Valencia extended his hitting streak to a three games with a double into deep right field during the first inning. Billy Burns and Coco Crisp — who previously drew back-to-back walks from righty Collin McHugh — scored, giving the home team a 2-0 advantage.
Catcher Stephen Vogt is thoroughly impressed by Valencia’s offense given his sample size as an Athletic:
“He can do that kind of damage anywhere…I’m surprised we got him, he has some pretty outrageous numbers to be DFA’d.”
Chavez came off a rough 9-2 loss against Baltimore Monday where he lasted just 3-2/3 innings and gave up five runs before being sent to the showers.
Left fielder Preston Tucker landed a punch to Chavez’s gut in the top of the third, sending a 1-1 curve ball over the right field wall.
5-foot-10, 200-pound third baseman Luis Valbuena sent right fielder Josh Reddick scrambling to the 330-foot mark. Valbuena chugged his way to second and beat the throw from Reddick as shortstop Marcus Semien couldn’t hang on during the tag.
The A’s escaped what might have been a bad inning after Chris Carter lined out to left field and Hank Conger went down on strikes.
Chavez (7 IP, six hits, three walks, eight strikeouts) pitched well, throwing 106 pitches before being replaced by Drew Pomeranz. Edward Mujica came on in the ninth to seal his first save of the season.
There were some struggles in the middle innings and manager Bob Melvin considered pulling the plug on Chavez in the sixth inning:
“I was thinking about even pulling the plug in the sixth on him, but the sixth and seventh were his best two innings. …. His best stuff came later in the game and that’s when we needed him.”
Vogt credits Chavez’s turnaround to an improved cutter and four-seam fastball. Chavez credited it to not rushing himself on the mound and taking things pitch-by-pitch. But Melvin says his changes weren’t mechanical:
“It was a testament to his fortitude. He wanted to be out there and he knew he had to get outs without any room for error. It was really about getting out there and believing in yourself.”
And getting some run support. Which Valencia seems to be involved in every night since he was claimed on waivers.

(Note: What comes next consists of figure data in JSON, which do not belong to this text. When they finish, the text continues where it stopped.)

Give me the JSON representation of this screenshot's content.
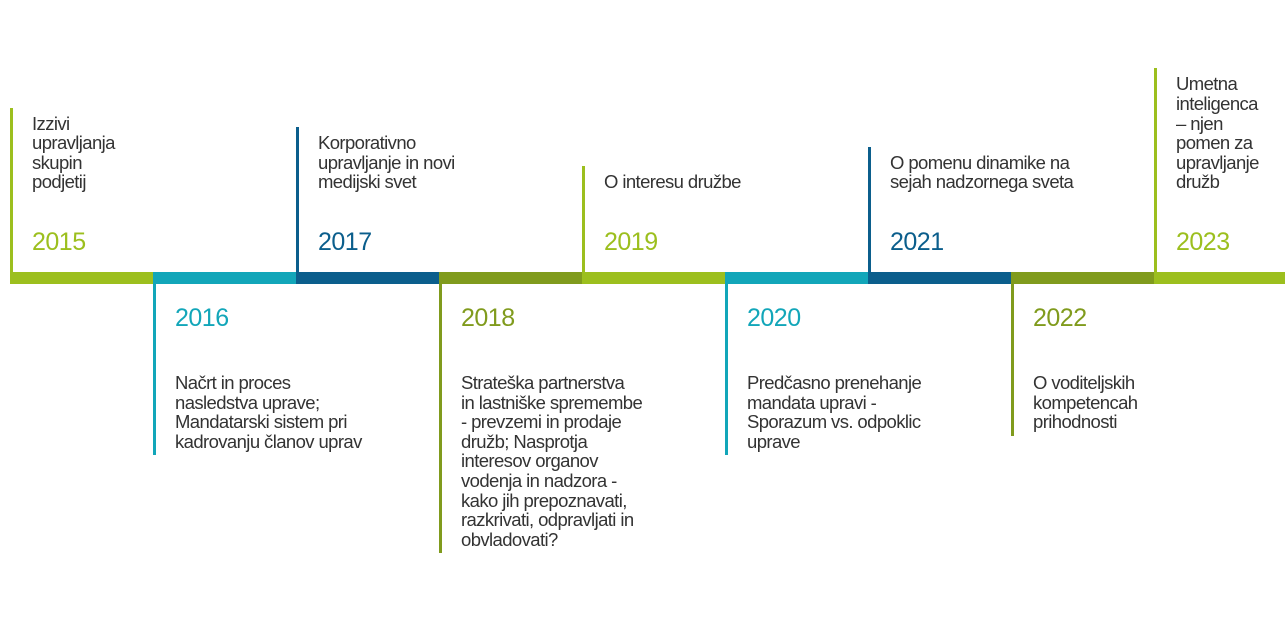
{
  "timeline": {
    "items": [
      {
        "year": "2015",
        "color": "#9cbf1e",
        "text": [
          "Izzivi",
          "upravljanja",
          "skupin",
          "podjetij"
        ]
      },
      {
        "year": "2016",
        "color": "#12a6b9",
        "text": [
          "Načrt in proces",
          "nasledstva uprave;",
          "Mandatarski sistem pri",
          "kadrovanju članov uprav"
        ]
      },
      {
        "year": "2017",
        "color": "#0b5e8c",
        "text": [
          "Korporativno",
          "upravljanje in novi",
          "medijski svet"
        ]
      },
      {
        "year": "2018",
        "color": "#809b1d",
        "text": [
          "Strateška partnerstva",
          "in lastniške spremembe",
          "- prevzemi in prodaje",
          "družb; Nasprotja",
          "interesov organov",
          "vodenja in nadzora -",
          "kako jih prepoznavati,",
          "razkrivati, odpravljati in",
          "obvladovati?"
        ]
      },
      {
        "year": "2019",
        "color": "#9cbf1e",
        "text": [
          "O interesu družbe"
        ]
      },
      {
        "year": "2020",
        "color": "#12a6b9",
        "text": [
          "Predčasno prenehanje",
          "mandata upravi -",
          "Sporazum vs. odpoklic",
          "uprave"
        ]
      },
      {
        "year": "2021",
        "color": "#0b5e8c",
        "text": [
          "O pomenu dinamike na",
          "sejah nadzornega sveta"
        ]
      },
      {
        "year": "2022",
        "color": "#809b1d",
        "text": [
          "O voditeljskih",
          "kompetencah",
          "prihodnosti"
        ]
      },
      {
        "year": "2023",
        "color": "#9cbf1e",
        "text": [
          "Umetna",
          "inteligenca",
          "– njen",
          "pomen za",
          "upravljanje",
          "družb"
        ]
      }
    ]
  }
}
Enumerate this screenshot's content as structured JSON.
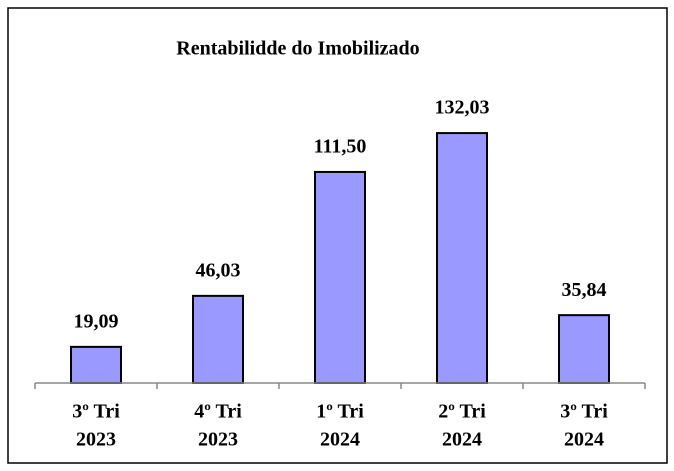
{
  "chart_data": {
    "type": "bar",
    "title": "Rentabilidde do Imobilizado",
    "categories": [
      [
        "3º Tri",
        "2023"
      ],
      [
        "4º Tri",
        "2023"
      ],
      [
        "1º Tri",
        "2024"
      ],
      [
        "2º Tri",
        "2024"
      ],
      [
        "3º Tri",
        "2024"
      ]
    ],
    "values": [
      19.09,
      46.03,
      111.5,
      132.03,
      35.84
    ],
    "value_labels": [
      "19,09",
      "46,03",
      "111,50",
      "132,03",
      "35,84"
    ],
    "color": "#9999ff",
    "ylim": [
      0,
      140
    ],
    "grid": false
  }
}
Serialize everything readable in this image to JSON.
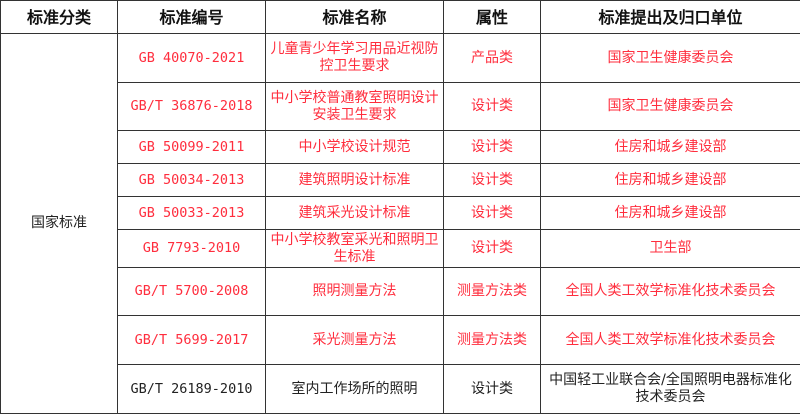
{
  "headers": [
    "标准分类",
    "标准编号",
    "标准名称",
    "属性",
    "标准提出及归口单位"
  ],
  "category": "国家标准",
  "rows": [
    {
      "code": "GB 40070-2021",
      "name": "儿童青少年学习用品近视防控卫生要求",
      "type": "产品类",
      "org": "国家卫生健康委员会"
    },
    {
      "code": "GB/T 36876-2018",
      "name": "中小学校普通教室照明设计安装卫生要求",
      "type": "设计类",
      "org": "国家卫生健康委员会"
    },
    {
      "code": "GB 50099-2011",
      "name": "中小学校设计规范",
      "type": "设计类",
      "org": "住房和城乡建设部"
    },
    {
      "code": "GB 50034-2013",
      "name": "建筑照明设计标准",
      "type": "设计类",
      "org": "住房和城乡建设部"
    },
    {
      "code": "GB 50033-2013",
      "name": "建筑采光设计标准",
      "type": "设计类",
      "org": "住房和城乡建设部"
    },
    {
      "code": "GB 7793-2010",
      "name": "中小学校教室采光和照明卫生标准",
      "type": "设计类",
      "org": "卫生部"
    },
    {
      "code": "GB/T 5700-2008",
      "name": "照明测量方法",
      "type": "测量方法类",
      "org": "全国人类工效学标准化技术委员会"
    },
    {
      "code": "GB/T 5699-2017",
      "name": "采光测量方法",
      "type": "测量方法类",
      "org": "全国人类工效学标准化技术委员会"
    },
    {
      "code": "GB/T 26189-2010",
      "name": "室内工作场所的照明",
      "type": "设计类",
      "org": "中国轻工业联合会/全国照明电器标准化技术委员会"
    }
  ],
  "colors": {
    "highlight": "#ff2d3d",
    "normal": "#222222"
  }
}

Valencia notched his 15th career multi-hit game Saturday, and his second with the A’s. He’s hit in exactly half of his 14 at bats in the green and gold, and is quickly making friends in the A’s clubhouse.
Oakland needed one or two big offensive plays a week during the first half of the season in order to maintain a winning record. If they had that, and cut down on the many early season errors they’ve gotten better at, this could be a team leading the pack in the division.
Meanwhile, Houston is falling down to earth a bit. The Astros have a one game lead in the American League West after blazing a trail much more noteworthy during the first half.
They’re 1-5 on their road trip, which concludes Sunday, and are looking an awful lot like the A’s of 2014 — dominating the first 81 games before turning in for slaughter in the last 81.
While the A’s playoff hopes are gone, they know that there are still things to play for. Pride, a paycheck, and their futures.
The remaining 50 games of 2015 should be a proving ground for players like Burns, Valencia, along with pitchers Aaron Brooks and Chris Bassitt. The youth movement in Oakland has an opportunity to fine tune some of the nuanced elements of their game, and have excelled so far.
The win against Houston, and a chance to win the series Sunday, is a good sign for what the A’s could be capable of in the coming season.